Wind farms are another area where drones could replace helicopter technology and other inspection methods such as abseiling and climbing.
Windfarms
Inspecting wind turbines typically requires an engineer to scale the huge fixture from the inside and look for potential damage or future operation issues. There are loads of companies that offer drone inspection of wind turbines and others are also use thermal imaging to detect hot motors and friction points.

The main reason is to investigate the integrity of the blades, which is very hard to do conventionally. The blades of a winter mowing range from 5200 m long, and accessing them is incredibly hard. In the past, people have tried to look at them using binoculars and a telescopic lens, but it is accurate and is hard to document exactly what the problem is if you identify one.
A company called SkySpecs is an example of a company that optimises operations and maintenance for wind farms. They have developed custom-designed drones and predictive maintenance software and algorithms to answer this specific question.
Researchers in the United Kingdom have taken this one step further and developed autonomous drones to inspect offshore energy sites. In the research led by the Edinburgh Centre for robotics, they aimed to remove the need for humans to carry dangerous and costly tasks such as abseiling turbines and going to offshore wind farms in ships or helicopters.
Spraying in agriculture
Spraying crops is a very common use of drone technology. Drones can fly directly above the crops – minimising the amount of overspray into neighbouring fields and operating autonomously – manoeuvring up and down rows of crops without continuous pilot attention.
The two most popular crop-spraying drones on the market are manufactured by DJI and can cover approximately 30 ac/h.
The acreage that these drones can cover are:
- Agras T20 = 29.7 acres
- Agras T16 = 24.7 acres
The amount of acreage that your drone will cover depends on various factors, including the weather, the amount of liquid and the density of the liquid that it is carrying, and if the drone has to manoeuvre around complicated geography or avoid obstacles such as tree lines.
To maximise the spraying efficiency, you have two take a fair amount of time to plan your mission so that the drone is flying the minimum amount of distance through your fields.

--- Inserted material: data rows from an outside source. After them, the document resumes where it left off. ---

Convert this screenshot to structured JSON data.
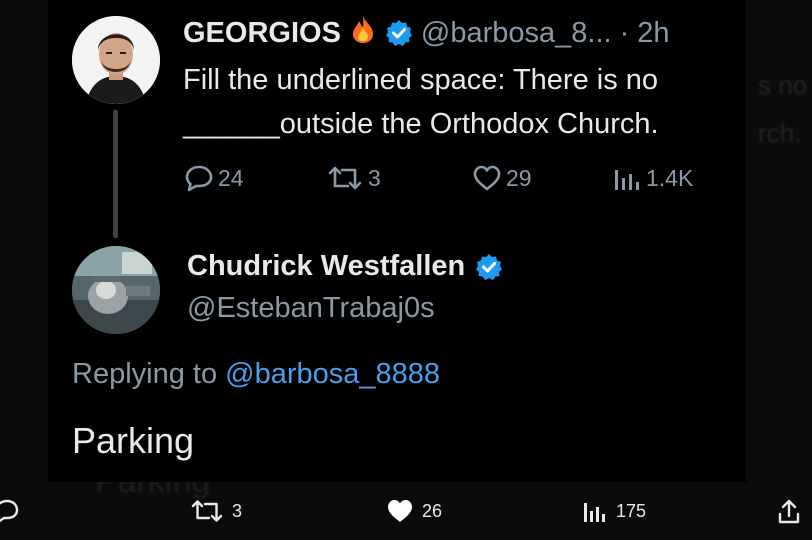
{
  "tweet": {
    "display_name": "GEORGIOS",
    "handle": "@barbosa_8...",
    "time": "· 2h",
    "body_line1": "Fill the underlined space: There is no",
    "body_line2": "______outside the Orthodox Church.",
    "stats": {
      "replies": "24",
      "retweets": "3",
      "likes": "29",
      "views": "1.4K"
    }
  },
  "reply": {
    "display_name": "Chudrick Westfallen",
    "handle": "@EstebanTrabaj0s",
    "replying_prefix": "Replying to",
    "replying_handle": "@barbosa_8888",
    "body": "Parking"
  },
  "bottom_bar": {
    "retweets": "3",
    "likes": "26",
    "views": "175"
  },
  "background_text": {
    "ghost_1": "s no",
    "ghost_2": "rch.",
    "ghost_3": "Parking"
  },
  "colors": {
    "verified": "#1d9bf0",
    "mention": "#4a9eec",
    "muted": "#8b98a5",
    "fire": "#ff6a1f"
  }
}
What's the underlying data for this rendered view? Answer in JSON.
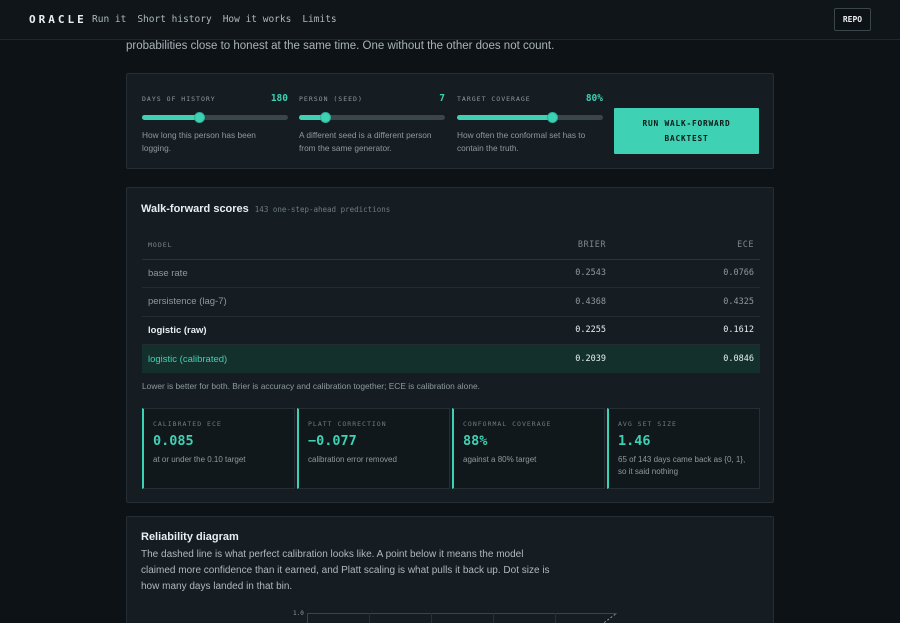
{
  "nav": {
    "brand": "ORACLE",
    "links": [
      "Run it",
      "Short history",
      "How it works",
      "Limits"
    ],
    "repo": "REPO"
  },
  "intro_tail": "probabilities close to honest at the same time. One without the other does not count.",
  "controls": {
    "days": {
      "label": "DAYS OF HISTORY",
      "value": "180",
      "fraction": 0.39,
      "desc": "How long this person has been logging."
    },
    "seed": {
      "label": "PERSON (SEED)",
      "value": "7",
      "fraction": 0.18,
      "desc": "A different seed is a different person from the same generator."
    },
    "coverage": {
      "label": "TARGET COVERAGE",
      "value": "80%",
      "fraction": 0.65,
      "desc": "How often the conformal set has to contain the truth."
    },
    "run_button": [
      "RUN WALK-FORWARD",
      "BACKTEST"
    ]
  },
  "scores": {
    "title": "Walk-forward scores",
    "subtitle": "143 one-step-ahead predictions",
    "headers": {
      "model": "MODEL",
      "brier": "BRIER",
      "ece": "ECE"
    },
    "rows": [
      {
        "model": "base rate",
        "brier": "0.2543",
        "ece": "0.0766"
      },
      {
        "model": "persistence (lag-7)",
        "brier": "0.4368",
        "ece": "0.4325"
      },
      {
        "model": "logistic (raw)",
        "brier": "0.2255",
        "ece": "0.1612"
      },
      {
        "model": "logistic (calibrated)",
        "brier": "0.2039",
        "ece": "0.0846"
      }
    ],
    "note": "Lower is better for both. Brier is accuracy and calibration together; ECE is calibration alone.",
    "stats": [
      {
        "label": "CALIBRATED ECE",
        "value": "0.085",
        "desc": "at or under the 0.10 target"
      },
      {
        "label": "PLATT CORRECTION",
        "value": "−0.077",
        "desc": "calibration error removed"
      },
      {
        "label": "CONFORMAL COVERAGE",
        "value": "88%",
        "desc": "against a 80% target"
      },
      {
        "label": "AVG SET SIZE",
        "value": "1.46",
        "desc": "65 of 143 days came back as {0, 1}, so it said nothing"
      }
    ]
  },
  "reliability": {
    "title": "Reliability diagram",
    "desc": "The dashed line is what perfect calibration looks like. A point below it means the model claimed more confidence than it earned, and Platt scaling is what pulls it back up. Dot size is how many days landed in that bin.",
    "ytick_top": "1.0"
  },
  "colors": {
    "accent": "#3fd1b3",
    "background": "#0d1216",
    "panel": "#151d22"
  }
}
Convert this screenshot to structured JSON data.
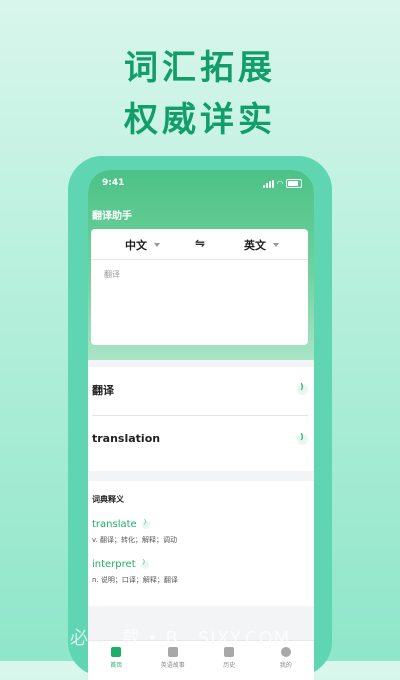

Spraying using a helicopter or other aerial vehicle can be dangerous and costly. The automation for spraying crops using a drone will likely allow farmers to focus on other tasks.
Specific niche photography
Helicopters can also be used to capture aerial footage and photography. Drones will likely replace all aerial photography from a helicopter unless the drone has specific use case limitations.
Real estate photography
For example, real estate photography requires that the drone capture various house angles and surrounding areas. This outcome would be incredibly expensive and impossible with a helicopter due to the downdraught moving trees and causing a lot of movement in the surrounding areas.

Drone technology is becoming cheaper, and the cameras that the drones are carrying are much more high resolution and capable than ever before.
Other niche photography includes using lidar from drones to map archaeology.
Archaeology
A study published in 2018 looked at the use of lidar from drones to increase the quality of the documentation of archaeological features and the physical properties.
It was found that a modest improvement was found in the drones, but it was not as convincing as one would perhaps expect, given the large increase in terms of the area and ground points the drone can collect. Dense vegetation obstructs laser beams from reaching the bare earth, reducing the accuracy in documenting archaeological features.
The main advantages of using a drone are its flexibility, low-flow altitude, small laser footprint, and a far-reaching field of view, which could mean better than scanning from aeroplanes or helicopters.
Used properly, however, lidar from drones can make a substantial improvement to archaeological remote sensing.
Despite all of the advantages of drones, drones will not be able to do in the near future. Let’s take a quick look at them now.
Things only helicopters can do
There are a few things that only helicopters are suitable for doing. Drone technology cannot carry large weights or travel for large distances.
Carry people
Helicopters are much better suited for carrying people.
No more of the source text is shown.